Midtown Corridor Project
The Midtown Corridor includes sections of Porter Rd, Deane St, Sycamore St, and Poplar St. This corridor is an important east-west connection for vehicle and bus traffic the corridor is also densely populated with flat terrain making it an optimal route for a new 1.75-mile-long shared use paved trail being called the Midtown Trail.
In addition to the new trail, the project will include new curbs, storm drainage, lighting, street trees, and sidewalks with greenspace. Below is a summary of specific improvements planned by section:
- Deane Street
- Street widened from 2 to 3 lanes to include a center turn lane
- Roundabout planned at the Porter Road intersection in front of the Police Headquarters
- Connected Sidewalks on the south side from Porter Road to Lynn’s Place
- A 12-foot wide trail on the north side along the U of A Agricultural Experiment Station
- Enhanced trail crossing at Lynn’s Place, connecting through Tri-cycle Farm to Sycamore St.
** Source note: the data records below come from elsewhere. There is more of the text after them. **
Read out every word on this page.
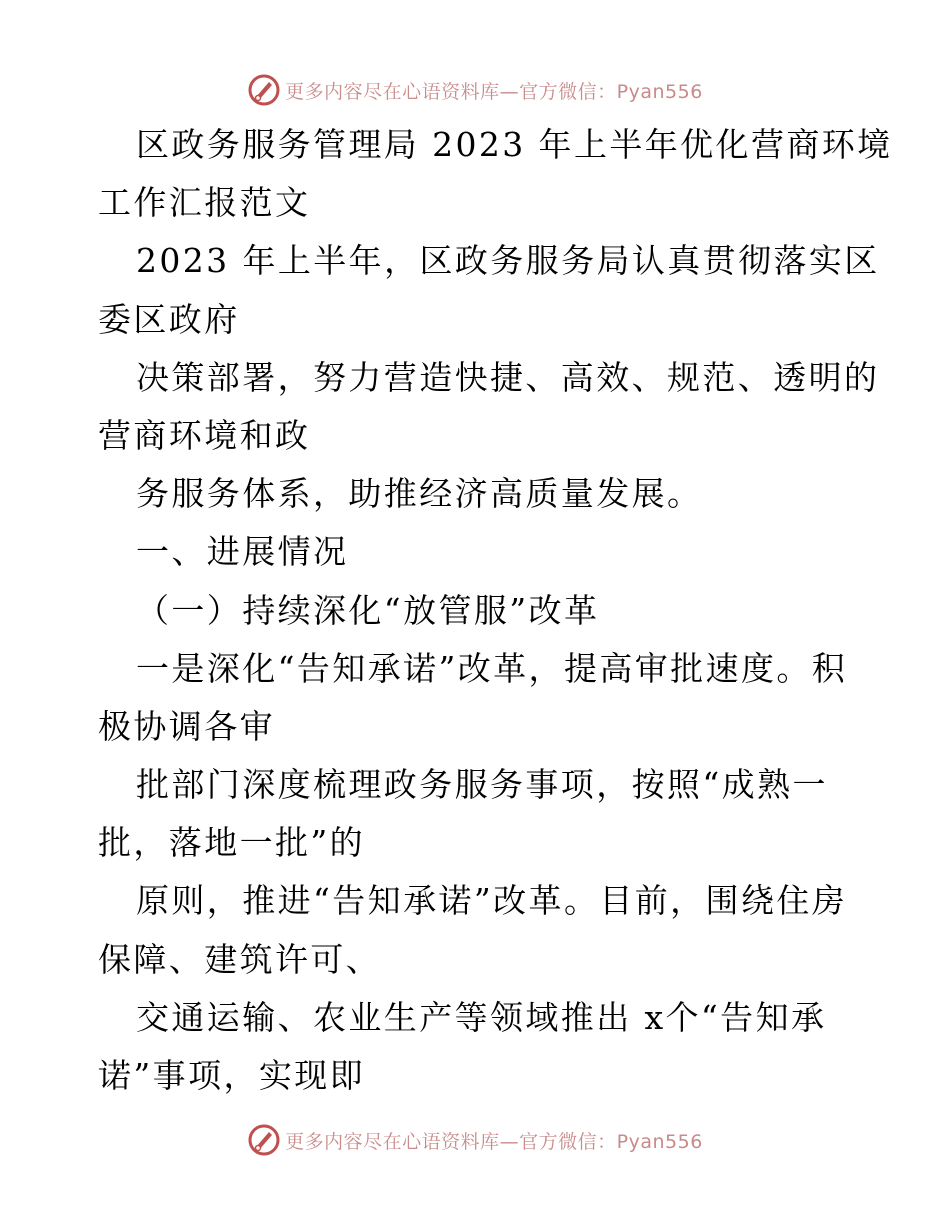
更多内容尽在心语资料库—官方微信：Pyan556
区政务服务管理局 2023 年上半年优化营商环境
工作汇报范文
2023 年上半年，区政务服务局认真贯彻落实区
委区政府
决策部署，努力营造快捷、高效、规范、透明的
营商环境和政
务服务体系，助推经济高质量发展。
一、进展情况
（一）持续深化“放管服”改革
一是深化“告知承诺”改革，提高审批速度。积
极协调各审
批部门深度梳理政务服务事项，按照“成熟一
批，落地一批”的
原则，推进“告知承诺”改革。目前，围绕住房
保障、建筑许可、
交通运输、农业生产等领域推出 x个“告知承
诺”事项，实现即
更多内容尽在心语资料库—官方微信：Pyan556
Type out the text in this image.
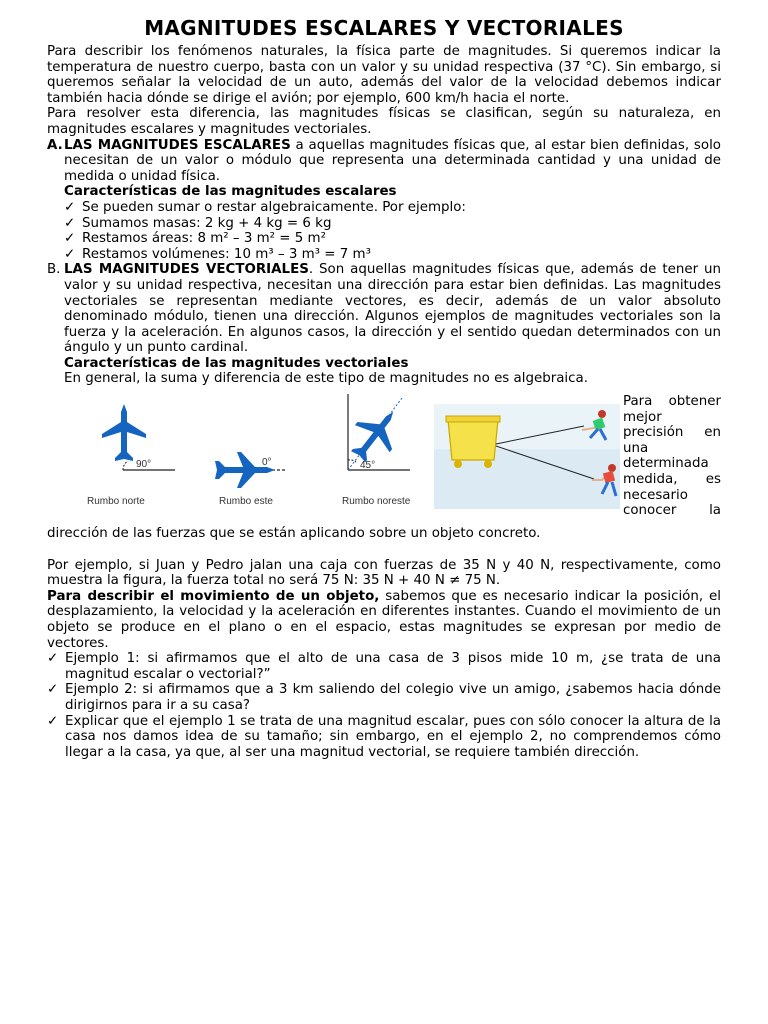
MAGNITUDES ESCALARES Y VECTORIALES

Para describir los fenómenos naturales, la física parte de magnitudes. Si queremos indicar la temperatura de nuestro cuerpo, basta con un valor y su unidad respectiva (37 °C). Sin embargo, si queremos señalar la velocidad de un auto, además del valor de la velocidad debemos indicar también hacia dónde se dirige el avión; por ejemplo, 600 km/h hacia el norte.

Para resolver esta diferencia, las magnitudes físicas se clasifican, según su naturaleza, en magnitudes escalares y magnitudes vectoriales.

A. LAS MAGNITUDES ESCALARES a aquellas magnitudes físicas que, al estar bien definidas, solo necesitan de un valor o módulo que representa una determinada cantidad y una unidad de medida o unidad física.
Características de las magnitudes escalares
✓ Se pueden sumar o restar algebraicamente. Por ejemplo:
✓ Sumamos masas: 2 kg + 4 kg = 6 kg
✓ Restamos áreas: 8 m² – 3 m² = 5 m²
✓ Restamos volúmenes: 10 m³ – 3 m³ = 7 m³
B. LAS MAGNITUDES VECTORIALES. Son aquellas magnitudes físicas que, además de tener un valor y su unidad respectiva, necesitan una dirección para estar bien definidas. Las magnitudes vectoriales se representan mediante vectores, es decir, además de un valor absoluto denominado módulo, tienen una dirección. Algunos ejemplos de magnitudes vectoriales son la fuerza y la aceleración. En algunos casos, la dirección y el sentido quedan determinados con un ángulo y un punto cardinal.
Características de las magnitudes vectoriales
En general, la suma y diferencia de este tipo de magnitudes no es algebraica.
90°
Rumbo norte
0°
Rumbo este
45°
Rumbo noreste
Para obtener
mejor
precisión en
una
determinada
medida, es
necesario
conocer la

dirección de las fuerzas que se están aplicando sobre un objeto concreto.

Por ejemplo, si Juan y Pedro jalan una caja con fuerzas de 35 N y 40 N, respectivamente, como muestra la figura, la fuerza total no será 75 N: 35 N + 40 N ≠ 75 N.

Para describir el movimiento de un objeto, sabemos que es necesario indicar la posición, el desplazamiento, la velocidad y la aceleración en diferentes instantes. Cuando el movimiento de un objeto se produce en el plano o en el espacio, estas magnitudes se expresan por medio de vectores.

✓ Ejemplo 1: si afirmamos que el alto de una casa de 3 pisos mide 10 m, ¿se trata de una magnitud escalar o vectorial?”
✓ Ejemplo 2: si afirmamos que a 3 km saliendo del colegio vive un amigo, ¿sabemos hacia dónde dirigirnos para ir a su casa?
✓ Explicar que el ejemplo 1 se trata de una magnitud escalar, pues con sólo conocer la altura de la casa nos damos idea de su tamaño; sin embargo, en el ejemplo 2, no comprendemos cómo llegar a la casa, ya que, al ser una magnitud vectorial, se requiere también dirección.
Sycamore Street from Garland to the Razorback Greenway
- 12-foot wide shared use paved trail on south side
- Sidewalks on the north side
Poplar Street from Razorback Greenway to College Avenue
- 12-foot wide shared use paved trail the north side from Razorback Greenway to Gregg Ave
- 10-foot wide shared use paved trail on the south side of street from Yates Ave. to Woodland Ave.
- Pavement markings designating a on street bike route that is shared with vehicles (no bike lanes or trail)
- Enhanced crossing of Sycamore St to access Gregory Park
Why is It Important?
Issues on this corridor are varied, and include traffic congestion at I-49, lack of pedestrian and bicycle facilities, drainage issues and congestion issues between Garland Avenue and Leverett Avenue, and an over-built section that could be reconfigured to three lanes with better bicycle and pedestrian facilities.
How will it be funded?
Design and construction of the Midtown Trail Corridor will be partially funded with bond monies approved by the votes in April, 2019
What is the Current Status?
Public comment is on-going through through Speak up Fayetteville and review from the City Council's Transportation Committee.
Olsson is currently working on the 90% design plans for sections of the overall project. Portions of the project design are expected to be completed and ready for construction by late 2021.